Göksu Eroğlu

Göksu Eroğlu

UNUTUŞUN MERHAMETSİZLİĞİ


5.09.2025

İnsanın en büyük yanılgısı, geride bir şey bırakabileceğine inanmasıdır. Sözler, eserler, hatıralar… Hepsi yalan. Hepsi, insanın unutulmamak için kendi kendine attığı sahte bir teselli tokadıdır. Çünkü hakikat acımasızdır. Her insan unutulmaya mahkumdur.

 

Zaman, hiçbir isme merhamet etmez. Kralların, şairlerin, devrimcilerin, aşıkların isimleri… Hepsi, birer birer silinir. Bir an hatırlanırsın, sonra yerini başkaları alır. Senin varlığın, bir başka hayatın gölgesinde toza dönüşür. Düşünsene, senin için evrenin merkezi olan benliğin, başkasının gözünde bir anlık bakış bile etmez.

 

Unutulmak, ölümün bile ötesindedir. Ölüm sadece bedeni alır. Unutulmak, varlığını tamamen yok eder. Çünkü seni yaşatan şey, nefesin değil hatırlanmandır. Adın anılmadığında, yüzün bir zihinde canlanmadığında, hikayen aktarılmadığında artık hiç yaşamamışsın demektir.

 

İnsanlar anı diye bir şey icat etti. Fotoğraflar, yazılar, heykeller, mezar taşları… Hepsi, unutulmaya karşı verilen umutsuz bir savaştan ibaret. Ama ne yaparsan yap, gün gelir o taş da aşınır, o fotoğrafta solar, o kitap da okunmaz hale gelir. Ve sen, tarihin en derin çukuruna, yani hiçliğe gömülürsün.

 

Asıl trajedi şudur. İnsan bütün ömrünü unutulamamak için tüketir. Adını duyurmak, bir iz bırakmak, ardında bir yankı bırakmak ister. Dünyaya getirdiğimiz çocuklar bile unutulmamak adına yaptığımız çabadır. Fakat unutan da insandır, hatırlayan da insandır. Yani senin en büyük korkunun anahtarı, zaten unutacak olana teslim edilmiştir. Bir gün senin için ağlayan gözler, başka birinin gülüşüne bakarken seni siler.

 

Evrenin umurunda değilsin.

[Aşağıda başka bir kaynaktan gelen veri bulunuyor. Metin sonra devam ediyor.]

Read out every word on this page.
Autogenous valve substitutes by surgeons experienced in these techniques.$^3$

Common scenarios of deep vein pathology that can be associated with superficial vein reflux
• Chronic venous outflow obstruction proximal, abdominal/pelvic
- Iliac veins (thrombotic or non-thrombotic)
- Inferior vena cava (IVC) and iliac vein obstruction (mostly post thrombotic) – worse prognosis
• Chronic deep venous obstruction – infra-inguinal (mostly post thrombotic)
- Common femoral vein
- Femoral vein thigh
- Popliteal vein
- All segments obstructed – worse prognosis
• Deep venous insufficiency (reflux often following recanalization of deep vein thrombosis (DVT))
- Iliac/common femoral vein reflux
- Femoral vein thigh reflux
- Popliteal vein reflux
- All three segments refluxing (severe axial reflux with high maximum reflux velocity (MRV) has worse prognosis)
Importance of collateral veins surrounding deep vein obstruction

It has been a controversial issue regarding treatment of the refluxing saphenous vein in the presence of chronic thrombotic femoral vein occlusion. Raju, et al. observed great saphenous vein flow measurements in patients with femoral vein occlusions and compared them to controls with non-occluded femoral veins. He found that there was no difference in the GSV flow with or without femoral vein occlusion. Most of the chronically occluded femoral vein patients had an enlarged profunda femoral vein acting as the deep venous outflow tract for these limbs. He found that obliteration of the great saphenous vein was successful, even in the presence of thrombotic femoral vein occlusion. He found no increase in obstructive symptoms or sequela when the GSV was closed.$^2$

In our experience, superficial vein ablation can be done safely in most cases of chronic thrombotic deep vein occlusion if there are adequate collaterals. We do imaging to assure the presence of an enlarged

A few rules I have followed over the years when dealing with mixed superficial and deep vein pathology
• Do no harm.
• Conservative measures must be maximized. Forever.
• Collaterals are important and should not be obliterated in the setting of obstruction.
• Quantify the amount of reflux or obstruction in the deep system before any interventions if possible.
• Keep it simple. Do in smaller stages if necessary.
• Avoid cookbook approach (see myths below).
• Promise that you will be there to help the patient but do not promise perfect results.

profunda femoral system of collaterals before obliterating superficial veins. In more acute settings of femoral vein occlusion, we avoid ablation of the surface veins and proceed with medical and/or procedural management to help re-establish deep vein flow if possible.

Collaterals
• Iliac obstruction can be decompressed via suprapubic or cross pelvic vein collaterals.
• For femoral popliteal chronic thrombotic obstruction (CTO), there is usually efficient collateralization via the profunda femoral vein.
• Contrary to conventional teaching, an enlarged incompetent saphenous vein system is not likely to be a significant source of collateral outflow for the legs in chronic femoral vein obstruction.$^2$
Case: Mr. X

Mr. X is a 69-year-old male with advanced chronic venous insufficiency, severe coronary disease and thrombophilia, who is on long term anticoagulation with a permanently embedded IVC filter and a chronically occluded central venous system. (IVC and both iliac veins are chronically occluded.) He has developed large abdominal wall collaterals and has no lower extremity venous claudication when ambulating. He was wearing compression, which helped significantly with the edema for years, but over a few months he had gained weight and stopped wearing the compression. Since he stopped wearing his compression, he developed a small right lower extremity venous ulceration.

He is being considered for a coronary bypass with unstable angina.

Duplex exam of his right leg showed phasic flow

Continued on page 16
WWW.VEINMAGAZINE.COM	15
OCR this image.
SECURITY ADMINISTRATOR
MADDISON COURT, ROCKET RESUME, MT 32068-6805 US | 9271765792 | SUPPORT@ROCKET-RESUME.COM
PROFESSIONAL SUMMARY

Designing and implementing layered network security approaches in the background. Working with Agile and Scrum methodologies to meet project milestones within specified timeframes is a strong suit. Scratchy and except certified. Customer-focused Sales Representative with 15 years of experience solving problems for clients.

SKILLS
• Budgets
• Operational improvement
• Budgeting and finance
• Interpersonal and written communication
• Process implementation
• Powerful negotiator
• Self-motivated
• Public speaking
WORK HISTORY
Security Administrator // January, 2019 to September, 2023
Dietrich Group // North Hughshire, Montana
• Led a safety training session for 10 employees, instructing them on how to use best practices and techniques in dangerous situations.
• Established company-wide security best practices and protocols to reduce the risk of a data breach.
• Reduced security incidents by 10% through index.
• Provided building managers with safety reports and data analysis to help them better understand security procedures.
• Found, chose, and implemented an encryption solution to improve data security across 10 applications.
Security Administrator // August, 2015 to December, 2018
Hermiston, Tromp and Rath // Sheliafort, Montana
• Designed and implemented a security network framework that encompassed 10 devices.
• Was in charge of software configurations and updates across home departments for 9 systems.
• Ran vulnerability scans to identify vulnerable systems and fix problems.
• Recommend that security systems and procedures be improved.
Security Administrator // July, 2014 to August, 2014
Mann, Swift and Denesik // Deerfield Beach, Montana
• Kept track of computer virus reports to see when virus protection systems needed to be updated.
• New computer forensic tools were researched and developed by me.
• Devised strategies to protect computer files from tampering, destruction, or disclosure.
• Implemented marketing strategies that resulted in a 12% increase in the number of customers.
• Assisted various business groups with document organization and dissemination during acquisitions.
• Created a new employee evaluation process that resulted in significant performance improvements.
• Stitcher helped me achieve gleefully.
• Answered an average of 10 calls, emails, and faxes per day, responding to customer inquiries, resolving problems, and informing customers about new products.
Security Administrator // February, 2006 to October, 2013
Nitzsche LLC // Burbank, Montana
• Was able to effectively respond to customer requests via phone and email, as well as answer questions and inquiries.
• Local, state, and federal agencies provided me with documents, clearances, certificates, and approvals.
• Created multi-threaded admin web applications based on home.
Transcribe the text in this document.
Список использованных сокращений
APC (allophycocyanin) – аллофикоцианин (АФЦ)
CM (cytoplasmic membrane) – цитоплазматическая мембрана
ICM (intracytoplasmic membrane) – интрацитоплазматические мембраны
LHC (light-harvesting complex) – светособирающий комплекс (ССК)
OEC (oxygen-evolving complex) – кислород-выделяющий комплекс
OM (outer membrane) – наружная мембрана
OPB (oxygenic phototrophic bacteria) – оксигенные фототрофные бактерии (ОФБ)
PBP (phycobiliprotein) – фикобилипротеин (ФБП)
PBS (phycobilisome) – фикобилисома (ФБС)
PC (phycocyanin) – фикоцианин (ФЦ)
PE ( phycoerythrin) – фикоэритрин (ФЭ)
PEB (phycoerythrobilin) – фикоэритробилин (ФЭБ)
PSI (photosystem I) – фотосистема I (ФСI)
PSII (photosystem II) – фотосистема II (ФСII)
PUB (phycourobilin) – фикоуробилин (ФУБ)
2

Gökyüzü senin doğumunu da bilmez, ölümünü de. Toprak seni yutar, iz bırakmadan sindirir. Yüzyıllar sonra senin varlığını bilen tek bir nefes bile kalmaz. İşte o an, gerçek ölüm gerçekleşir. İnsan unutulduğu gün ölür.

 

Ve en acımasız gerçek şudur. Bunu asla engelleyemezsin. Herkes unutulur. Sen dahil.